Health and safety, too, are triggers for me. The granddaughter of a good friend of mine is the victim of shaken baby syndrome (SBS). That little girl, once perfectly healthy, managed to survive with numerous permanent maladies and is facing a life completely different than the one that was in front of her before a non-family care-giver’s moment of frustration changed everything. That the law has been slow to act is being generous. That this isn’t all that uncommon is just sickening.
Free Speech + Intellectual Property Laws
This should come as no surprise. It’s actually part of a more general push for fundamental rights, but in my circumstance these specific issues are major parts of my adult life. As an artist, photographer, programmer, writer, blogger, and whatever else…I’ve had to wade in the Venn diagram of these two forces.
I’m not a big fan of copyright law as it currently exists. I feel that it has little to do with the creators of work and more to do with the profiteers of those works. It’s no secret that I’d like to see things rolled back to a slightly modified pre-1976 level.
Beyond IP concerns, I think that speech needs protection — especially the speech of protest. And lest you wonder: yes, that includes burning of a flag. While I find it distasteful, I’d allow it. (I’d probably also arrest the burners on various fire/arson charges.) One of the most difficult aspects of free speech is allowing others whom you vehemently disagree with to also have free speech. There are times that I loathe that part. Still, standing up for free speech is pretty much an all-in endeavor.
Yeah, I know it seems silly and frivolous to some, and maybe a little bit self-serving as it’s my neologism, but it seems important. In a way, it also ties into women’s rights. For centuries, we have had the masculine form of pronouns being the default. As a result, consideration of women has been lessened, if not outright eliminated, from a lot of discussion. Since the 70s women’s movement, there has been some change. Sometimes to “s/he”, or “he/she”, or some other hoop-jump; sometimes to the plural “they” (ugh); and sometimes to switching between the two…sometimes within the same paragraph.

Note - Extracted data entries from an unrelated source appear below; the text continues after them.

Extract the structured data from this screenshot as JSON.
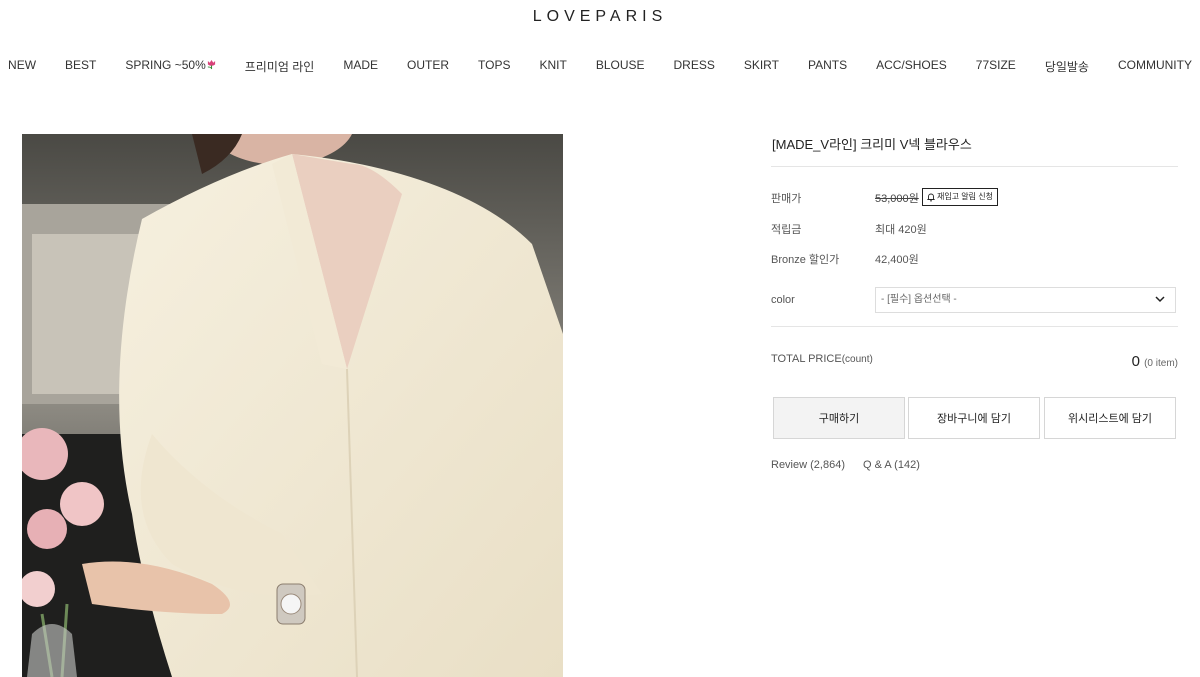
{
  "brand": {
    "logo": "LOVEPARIS"
  },
  "nav": {
    "items": [
      {
        "label": "NEW"
      },
      {
        "label": "BEST"
      },
      {
        "label": "SPRING ~50%",
        "icon": "tulip-icon"
      },
      {
        "label": "프리미엄 라인"
      },
      {
        "label": "MADE"
      },
      {
        "label": "OUTER"
      },
      {
        "label": "TOPS"
      },
      {
        "label": "KNIT"
      },
      {
        "label": "BLOUSE"
      },
      {
        "label": "DRESS"
      },
      {
        "label": "SKIRT"
      },
      {
        "label": "PANTS"
      },
      {
        "label": "ACC/SHOES"
      },
      {
        "label": "77SIZE"
      },
      {
        "label": "당일발송"
      },
      {
        "label": "COMMUNITY"
      }
    ]
  },
  "product": {
    "title": "[MADE_V라인] 크리미 V넥 블라우스",
    "price_label": "판매가",
    "price": "53,000원",
    "restock_label": "재입고 알림 신청",
    "points_label": "적립금",
    "points_value": "최대 420원",
    "member_price_label": "Bronze 할인가",
    "member_price_value": "42,400원",
    "color_label": "color",
    "color_select": "- [필수] 옵션선택 -",
    "total_label": "TOTAL PRICE",
    "total_sub": "(count)",
    "total_value": "0",
    "total_items": "(0 item)",
    "buy_label": "구매하기",
    "cart_label": "장바구니에 담기",
    "wish_label": "위시리스트에 담기",
    "review_label": "Review (2,864)",
    "qna_label": "Q & A (142)"
  },
  "colors": {
    "accent": "#222222",
    "rule": "#e5e5e5",
    "buy_bg": "#f3f3f3"
  }
}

While I came up with ey, em, and eir (it’s they, them, their, with the “th” chopped off) for a novel, its utility is obvious. Generic legal documents. Non-sexist textbook examples. Talking about a person you might not know the gender of. You’ll notice that I use this not only in that novel, but also here in the blog as well as other socnets. American English doesn’t have official language police…it’s up to the people to change it for themselves. This is something I really do believe in.
Use them. It costs nothing and could change the world…or at least how we perceive it.
I also support many other causes: the fight against leukemia, finding solutions for Alzheimer’s and other dementias, the environment, zealotry, animal rights, political rights and freedoms, LGBT rights, and so forth. The fact of the matter is that there is only just so much time in a life, and there are more than enough causes for several lifetimes. Out of necessity, we pick and chose the battles we are the most willing to fight…even (or perhaps especially) if a winning outcome is not assured.
On the other hand, I also have some “anti-causes”. Perhaps the biggest among them is the unhealthily skewed distribution of wealth combined with the smug puppeteering of those wanting that divergence to be widened. But that’s probably better saved as the topic of a future post.